Schuhe werden völlig überschätzt!
3.2.2011, 15:48 UhrJeden einzelnen Schritt hat er mit nackten Füßen getan, er hatte nicht mal Reserveschuhe für den Notfall dabei: „Barfuß über die Alpen – das war mein Ziel. Nicht bloß ,meistens barfuß‘. Mit Ersatzschuhen im Gepäck zieht man das kaum durch. Und ich wollte nicht nur 95 Prozent schaffen“, sagt der Mann aus Murnau im NZ-Gespräch.
Anstrengend war seine Tour, gar keine Frage. Aber das lag nur selten am fehlenden Schuhwerk: „Der Großteil der Strecke lief sich schön, da hätte ich gar keine Schuhe tragen wollen. Nur etwa fünf Prozent waren mühsam. Aber auch das ging schon, mit angepasster Geschwindigkeit“, erzählt Jung. „Wenn man auf scharfkantigem Dolomitgestein läuft, darf man die Hornhaut nicht schneller abreiben, als sie nachwachsen kann.“ Bei seiner Alpenüberquerung hat er rund 30000 Höhenmeter überwunden, also im Schnitt 1000 pro Tag. Nur ein einziges Mal hat er ein Pflaster gebraucht, für einen Riss in der Fußsohle. „Das hat aber bloß gestört und ist bald abgefallen.“
Martl Jung hat in seinen Multivisions-Shows schon über Reisen durch die Sahara und den Regenwald berichtet. Am 9. Februar präsentiert er in Nürnberg nun seine Bilder aus den Alpen. Diese Bergtour war natürlich nicht sein erstes Barfuß-Abenteuer: Zuvor hat er zum Beispiel schon zweimal die Zugspitze ohne Schuhe erklommen.

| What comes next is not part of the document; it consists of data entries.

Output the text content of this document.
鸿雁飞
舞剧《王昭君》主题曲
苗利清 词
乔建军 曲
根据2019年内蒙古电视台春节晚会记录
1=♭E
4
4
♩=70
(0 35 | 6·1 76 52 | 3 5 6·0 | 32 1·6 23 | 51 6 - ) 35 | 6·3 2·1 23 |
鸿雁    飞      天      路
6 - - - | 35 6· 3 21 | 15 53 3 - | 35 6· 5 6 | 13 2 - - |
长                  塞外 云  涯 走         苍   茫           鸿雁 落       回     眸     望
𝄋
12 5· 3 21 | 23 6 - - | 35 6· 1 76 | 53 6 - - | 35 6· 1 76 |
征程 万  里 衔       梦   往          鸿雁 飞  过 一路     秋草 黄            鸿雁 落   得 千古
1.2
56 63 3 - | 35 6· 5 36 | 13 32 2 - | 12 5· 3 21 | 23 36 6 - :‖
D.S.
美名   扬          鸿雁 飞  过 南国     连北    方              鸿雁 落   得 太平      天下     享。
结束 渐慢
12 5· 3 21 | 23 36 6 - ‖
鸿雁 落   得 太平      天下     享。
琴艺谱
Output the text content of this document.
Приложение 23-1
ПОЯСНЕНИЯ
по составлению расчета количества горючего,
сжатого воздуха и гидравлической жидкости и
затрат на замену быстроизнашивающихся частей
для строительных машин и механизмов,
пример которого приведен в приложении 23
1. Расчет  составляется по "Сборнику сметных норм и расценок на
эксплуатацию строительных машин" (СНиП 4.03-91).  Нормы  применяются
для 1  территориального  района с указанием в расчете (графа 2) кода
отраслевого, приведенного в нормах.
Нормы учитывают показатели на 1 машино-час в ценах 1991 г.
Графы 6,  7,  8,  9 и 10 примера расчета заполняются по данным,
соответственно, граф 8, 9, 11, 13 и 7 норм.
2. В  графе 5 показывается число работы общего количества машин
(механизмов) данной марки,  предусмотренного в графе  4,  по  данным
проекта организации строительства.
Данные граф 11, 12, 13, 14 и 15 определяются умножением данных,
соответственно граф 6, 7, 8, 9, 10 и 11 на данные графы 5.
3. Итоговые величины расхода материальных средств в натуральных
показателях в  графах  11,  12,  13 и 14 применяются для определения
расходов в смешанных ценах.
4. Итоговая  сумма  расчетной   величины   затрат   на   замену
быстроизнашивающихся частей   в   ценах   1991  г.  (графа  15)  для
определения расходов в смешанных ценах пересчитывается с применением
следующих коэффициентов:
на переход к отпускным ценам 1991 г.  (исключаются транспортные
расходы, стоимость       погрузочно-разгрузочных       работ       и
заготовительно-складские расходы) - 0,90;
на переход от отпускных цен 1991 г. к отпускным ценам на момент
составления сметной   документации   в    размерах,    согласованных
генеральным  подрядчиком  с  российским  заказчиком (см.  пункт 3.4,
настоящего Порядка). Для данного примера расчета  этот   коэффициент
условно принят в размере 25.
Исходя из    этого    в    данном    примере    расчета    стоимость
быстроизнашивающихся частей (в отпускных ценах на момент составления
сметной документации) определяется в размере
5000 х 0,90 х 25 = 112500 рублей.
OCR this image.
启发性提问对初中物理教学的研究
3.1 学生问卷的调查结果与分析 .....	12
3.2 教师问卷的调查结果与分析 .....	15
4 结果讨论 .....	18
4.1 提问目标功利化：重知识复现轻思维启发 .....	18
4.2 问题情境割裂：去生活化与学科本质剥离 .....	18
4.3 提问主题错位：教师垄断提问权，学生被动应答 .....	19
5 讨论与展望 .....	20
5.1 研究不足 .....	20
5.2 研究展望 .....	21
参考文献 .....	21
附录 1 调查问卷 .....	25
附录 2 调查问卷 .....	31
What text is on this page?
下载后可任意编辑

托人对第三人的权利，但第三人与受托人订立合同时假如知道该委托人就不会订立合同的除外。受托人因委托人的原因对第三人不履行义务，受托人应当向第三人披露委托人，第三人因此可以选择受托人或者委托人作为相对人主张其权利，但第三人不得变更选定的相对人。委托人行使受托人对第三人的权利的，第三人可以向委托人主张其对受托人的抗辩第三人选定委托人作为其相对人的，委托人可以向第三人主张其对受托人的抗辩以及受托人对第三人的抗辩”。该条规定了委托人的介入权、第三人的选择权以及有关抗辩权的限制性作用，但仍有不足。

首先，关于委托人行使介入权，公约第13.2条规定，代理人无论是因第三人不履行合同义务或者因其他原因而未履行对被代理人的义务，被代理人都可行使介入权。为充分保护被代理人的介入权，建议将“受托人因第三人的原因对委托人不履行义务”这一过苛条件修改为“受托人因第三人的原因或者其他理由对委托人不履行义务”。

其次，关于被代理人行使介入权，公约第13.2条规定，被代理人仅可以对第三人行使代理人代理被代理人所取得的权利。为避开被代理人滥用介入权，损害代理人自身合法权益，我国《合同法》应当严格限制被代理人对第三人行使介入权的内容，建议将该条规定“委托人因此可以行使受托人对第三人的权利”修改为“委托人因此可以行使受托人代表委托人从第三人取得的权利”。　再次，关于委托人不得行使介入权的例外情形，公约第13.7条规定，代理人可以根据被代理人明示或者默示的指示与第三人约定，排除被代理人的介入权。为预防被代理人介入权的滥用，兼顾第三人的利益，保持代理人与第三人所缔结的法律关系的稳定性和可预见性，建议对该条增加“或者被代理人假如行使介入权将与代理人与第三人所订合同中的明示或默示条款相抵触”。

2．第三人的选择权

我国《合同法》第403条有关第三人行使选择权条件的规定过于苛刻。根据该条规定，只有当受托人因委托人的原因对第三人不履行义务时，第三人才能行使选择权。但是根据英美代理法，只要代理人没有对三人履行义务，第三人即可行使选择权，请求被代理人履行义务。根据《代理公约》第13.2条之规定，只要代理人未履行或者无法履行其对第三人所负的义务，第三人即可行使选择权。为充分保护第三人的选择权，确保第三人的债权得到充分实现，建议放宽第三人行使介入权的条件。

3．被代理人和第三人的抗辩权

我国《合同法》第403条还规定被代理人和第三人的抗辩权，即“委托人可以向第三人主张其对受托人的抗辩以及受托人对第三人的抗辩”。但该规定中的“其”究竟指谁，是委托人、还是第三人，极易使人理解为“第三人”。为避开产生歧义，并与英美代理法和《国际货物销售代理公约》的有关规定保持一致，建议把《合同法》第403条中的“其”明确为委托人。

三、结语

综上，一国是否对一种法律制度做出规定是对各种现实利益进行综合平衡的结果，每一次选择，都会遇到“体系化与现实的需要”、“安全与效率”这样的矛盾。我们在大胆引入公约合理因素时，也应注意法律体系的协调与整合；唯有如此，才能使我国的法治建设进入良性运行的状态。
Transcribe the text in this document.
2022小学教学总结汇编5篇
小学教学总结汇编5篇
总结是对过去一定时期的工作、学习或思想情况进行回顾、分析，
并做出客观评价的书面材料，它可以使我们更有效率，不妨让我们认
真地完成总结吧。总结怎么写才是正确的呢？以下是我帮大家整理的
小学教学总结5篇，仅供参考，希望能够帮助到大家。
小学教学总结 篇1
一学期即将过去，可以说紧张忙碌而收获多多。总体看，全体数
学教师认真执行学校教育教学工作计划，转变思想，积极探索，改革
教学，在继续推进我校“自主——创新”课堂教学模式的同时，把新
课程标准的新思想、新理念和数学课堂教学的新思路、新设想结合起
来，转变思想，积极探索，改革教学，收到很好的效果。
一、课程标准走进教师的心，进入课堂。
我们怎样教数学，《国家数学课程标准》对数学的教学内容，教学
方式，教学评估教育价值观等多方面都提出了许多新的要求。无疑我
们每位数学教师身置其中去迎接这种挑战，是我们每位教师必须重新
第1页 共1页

Wie kommt man bloß auf solche Ideen? „Es gab keinen bestimmten Auslöser, der mich zum Barfußlaufen gebracht hat“, erzählt Jung. „Als Kind war ich oft barfuß, später dann nicht mehr. Bei Wanderungen hat es sich aber manchmal ergeben, dass ich in einer Pause die Stiefel ausgezogen habe. Und weil das Gefühl so angenehm war, bin ich am Ende der Pause ein kleines Stück ohne Stiefel weitergelaufen. Und beim nächsten Mal noch etwas mehr...“
Auch im Alltag läuft er inzwischen fast immer barfuß: „Eine tägliche Routine ist wichtig“, erklärt er. Vor Tritten in Scherben oder ähnlichen Missgeschicken hat Martl Jung keine Angst: „Sowas passiert nie. Weil ich viel bewusster und konzentrierter laufe.“ Das ist einerseits anstrengend, intensiviert aber andererseits das Erlebnis. Und es macht das Bewegen sicherer: „Beim Bergsteigen kommt es zum Beispiel nie vor, dass ich mit dem Fuß irgendwo abrutsche.“
Frieren muss ein Barfußprofi übrigens auch nicht: „Die Temperatur ist selten ein Problem. Oft kriegen Leute in Schuhen sogar schneller kalte Füße als ich. Weil die Durchblutung im Schuh eingeschränkt ist.“ Aber es dauert eine Weile, bis man so abgehärtet ist, dass die nackten Füße nicht frieren. „Am besten fängt man im Frühling an und läuft den ganzen Sommer barfuß. Im Herbst ist man dann so weit, dass die Außentemperatur keine große Rolle mehr spielt.“
Blöde Kommentare hört der Barfußläufer übrigens selten – und nur in der Stadt. „In den Bergen sind die Reaktionen meist positiv, gerade von Hüttenwirten oder Bergführern. Und ältere Einheimische erzählen von früher, als sie selbst oft barfuß unterwegs waren.“
Multivision „Barfuß über die Alpen“ am Mittwoch, 9. Februar, um 19.30 Uhr im Gemeinschaftshaus Langwasser, Glogauer Straße 50.